We also want to set the “to create” field to an Array
.
This has the effect that all selected actions will be returned from the join node as an array.
// Example output of join node when set to "an Array"
[0: "yes", 1: "no", 2: "yes"]
Everything that is left to do is to create a function node that decides which action won. The output of the function node should therefore either be “yes” or “no” depending on whether there are more “yes” or “no” in the input array that was passed to the function node.
To achieve this, create a function node with the following code:
// Function node to get voting result from array of votes
msg.payload = mode(msg.payload);
return msg;
function mode(arr){
return arr.sort((a,b) =>
arr.filter(v => v===a).length
- arr.filter(v => v===b).length
).pop();
}
From here you could forward the voting result to a switch node that turns on the washing machine if the voting result is “yes”. In this example we created a debug node to print the result to the debugger.
You can import this example flow from the following JSON:
When an action is selected, the Simplepush node outputs a message that contains the selected action as its payload (msg.payload
).
In addition the message also includes metadata. For example msg.actionDeliveredAt
is a timestamp describing the exact time the information about the action reached the Simplepush backend (this can differ from msg.actionSelectedAt
since an action can be selected while the device is offline).
In this example flow we will make use of msg.actionSelectedAt
to decide who is first in selecting an action from an actionable notification.
First we fire off two actionable notifications to two different persons with an inject node.
In order to be able to identify which actionable notification corresponds to which person, we make use of the change
node that sets a person
property.
If an action gets selected, it will be passed to a join
node.
The join
node then waits for both actions to be selected before it forwards the joined result.
Make sure to select “a key/value Object” on the “to create” field. This will create an object where the person property is the key and the Simplepush node output is the value.
The last step is to decide who won. We do that with a function
node that contains the following javascript code and gets its input from the join node.
var min = Object.keys(msg.payload).map(function(k) {
return msg.payload[k];
}).reduce(function(a, b) {
return b.actionSelectedAt < a.actionSelectedAt ? b : a;
});
msg.payload = min;
return msg;
This javascript code returns the object (at msg.payload
) that has the smallest actionSelectedAt
property.
If you don’t know upfront which actions your actionable notification should include, you can pass an array of strings to the Simplepush node input at runtime.

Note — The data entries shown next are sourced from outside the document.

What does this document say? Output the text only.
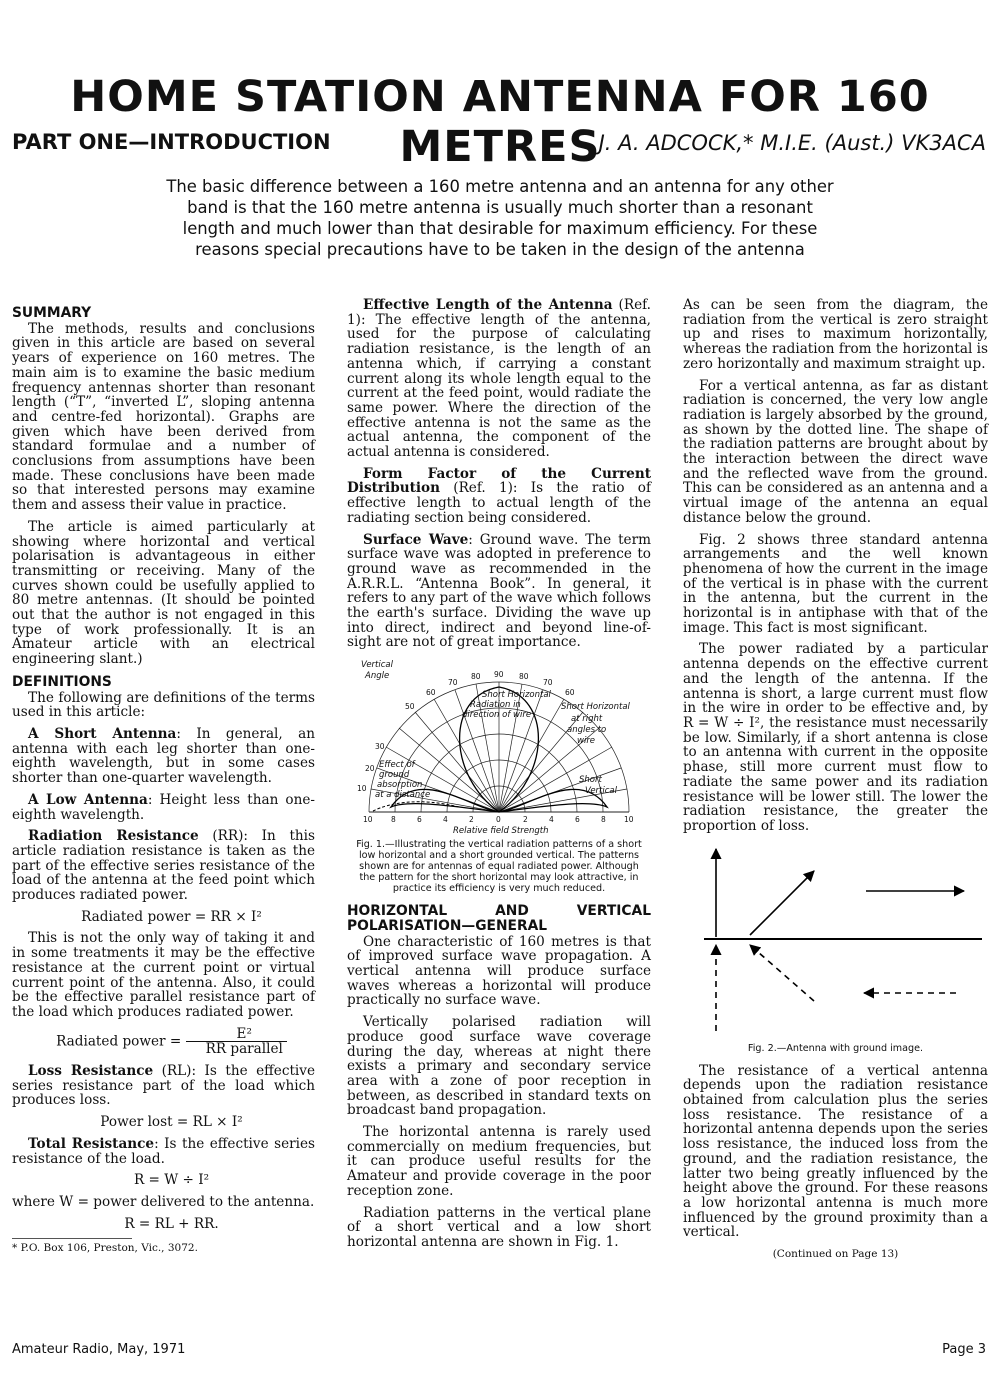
HOME STATION ANTENNA FOR 160 METRES
PART ONE—INTRODUCTION	J. A. ADCOCK,* M.I.E. (Aust.) VK3ACA
The basic difference between a 160 metre antenna and an antenna for any other band is that the 160 metre antenna is usually much shorter than a resonant length and much lower than that desirable for maximum efficiency. For these reasons special precautions have to be taken in the design of the antenna
SUMMARY

The methods, results and conclusions given in this article are based on several years of experience on 160 metres. The main aim is to examine the basic medium frequency antennas shorter than resonant length (“T”, “inverted L”, sloping antenna and centre-fed horizontal). Graphs are given which have been derived from standard formulae and a number of conclusions from assumptions have been made. These conclusions have been made so that interested persons may examine them and assess their value in practice.

The article is aimed particularly at showing where horizontal and vertical polarisation is advantageous in either transmitting or receiving. Many of the curves shown could be usefully applied to 80 metre antennas. (It should be pointed out that the author is not engaged in this type of work professionally. It is an Amateur article with an electrical engineering slant.)

DEFINITIONS

The following are definitions of the terms used in this article:

A Short Antenna: In general, an antenna with each leg shorter than one-eighth wavelength, but in some cases shorter than one-quarter wavelength.

A Low Antenna: Height less than one-eighth wavelength.

Radiation Resistance (RR): In this article radiation resistance is taken as the part of the effective series resistance of the load of the antenna at the feed point which produces radiated power.

Radiated power = RR × I²

This is not the only way of taking it and in some treatments it may be the effective resistance at the current point or virtual current point of the antenna. Also, it could be the effective parallel resistance part of the load which produces radiated power.

Radiated power = $\frac{\text{E²}}{\text{RR parallel}}$

Loss Resistance (RL): Is the effective series resistance part of the load which produces loss.

Power lost = RL × I²

Total Resistance: Is the effective series resistance of the load.

R = W ÷ I²

where W = power delivered to the antenna.

R = RL + RR.

* P.O. Box 106, Preston, Vic., 3072.

Effective Length of the Antenna (Ref. 1): The effective length of the antenna, used for the purpose of calculating radiation resistance, is the length of an antenna which, if carrying a constant current along its whole length equal to the current at the feed point, would radiate the same power. Where the direction of the effective antenna is not the same as the actual antenna, the component of the actual antenna is considered.

Form Factor of the Current Distribution (Ref. 1): Is the ratio of effective length to actual length of the radiating section being considered.

Surface Wave: Ground wave. The term surface wave was adopted in preference to ground wave as recommended in the A.R.R.L. “Antenna Book”. In general, it refers to any part of the wave which follows the earth's surface. Dividing the wave up into direct, indirect and beyond line-of-sight are not of great importance.

Vertical
Angle
Short Horizontal
Radiation in
direction of wire
Short Horizontal
at right
angles to
wire
Effect of
ground
absorption
at a distance
Short
Vertical
Relative field Strength
90
80	80
70	70
60	60
50
30
20
10
10 8	6	4	2	0	2	4	6	8 10
Fig. 1.—Illustrating the vertical radiation patterns of a short low horizontal and a short grounded vertical. The patterns shown are for antennas of equal radiated power. Although the pattern for the short horizontal may look attractive, in practice its efficiency is very much reduced.
HORIZONTAL AND VERTICAL POLARISATION—GENERAL

One characteristic of 160 metres is that of improved surface wave propagation. A vertical antenna will produce surface waves whereas a horizontal will produce practically no surface wave.

Vertically polarised radiation will produce good surface wave coverage during the day, whereas at night there exists a primary and secondary service area with a zone of poor reception in between, as described in standard texts on broadcast band propagation.

The horizontal antenna is rarely used commercially on medium frequencies, but it can produce useful results for the Amateur and provide coverage in the poor reception zone.

Radiation patterns in the vertical plane of a short vertical and a low short horizontal antenna are shown in Fig. 1.

As can be seen from the diagram, the radiation from the vertical is zero straight up and rises to maximum horizontally, whereas the radiation from the horizontal is zero horizontally and maximum straight up.

For a vertical antenna, as far as distant radiation is concerned, the very low angle radiation is largely absorbed by the ground, as shown by the dotted line. The shape of the radiation patterns are brought about by the interaction between the direct wave and the reflected wave from the ground. This can be considered as an antenna and a virtual image of the antenna an equal distance below the ground.

Fig. 2 shows three standard antenna arrangements and the well known phenomena of how the current in the image of the vertical is in phase with the current in the antenna, but the current in the horizontal is in antiphase with that of the image. This fact is most significant.

The power radiated by a particular antenna depends on the effective current and the length of the antenna. If the antenna is short, a large current must flow in the wire in order to be effective and, by R = W ÷ I², the resistance must necessarily be low. Similarly, if a short antenna is close to an antenna with current in the opposite phase, still more current must flow to radiate the same power and its radiation resistance will be lower still. The lower the radiation resistance, the greater the proportion of loss.

Fig. 2.—Antenna with ground image.

The resistance of a vertical antenna depends upon the radiation resistance obtained from calculation plus the series loss resistance. The resistance of a horizontal antenna depends upon the series loss resistance, the induced loss from the ground, and the radiation resistance, the latter two being greatly influenced by the height above the ground. For these reasons a low horizontal antenna is much more influenced by the ground proximity than a vertical.

(Continued on Page 13)
Amateur Radio, May, 1971	Page 3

The action array has to be included via the actions
property of the input message.
Since in this case it is decided at runtime which actions will be included in an actionable notification, there is only one output on the Simplepush node (unlike when you define actions in the settings).
To demonstrate how to define actions at runtime, we create an inject node that forwards the current timestamp to a function node.
The function node forwards msg.actions = ['action 1']
to our Simplepush node if the injected timestamp is divisible by two and msg.actions = ['action 2']
otherwise.
The function node can be implemented with the following javascript code:
var isDivisible = msg.payload % 2 === 0;
if (isDivisible) {
msg.actions = ['action 1'];
} else {
msg.actions = ['action 2'];
}
// No timeout
msg.timeout = 0;
return msg;
We set msg.timeout
to zero which disables timeouts. The default would be a timeout after 180 seconds if no action was selected.
When an action is selected, the action (either “action 1” or “action 2”) and its metadata (e.g. msg.actionSelectedAt
which contains the timestamp of the exact date when the action was selected) is written to the single output of the Simplepush node.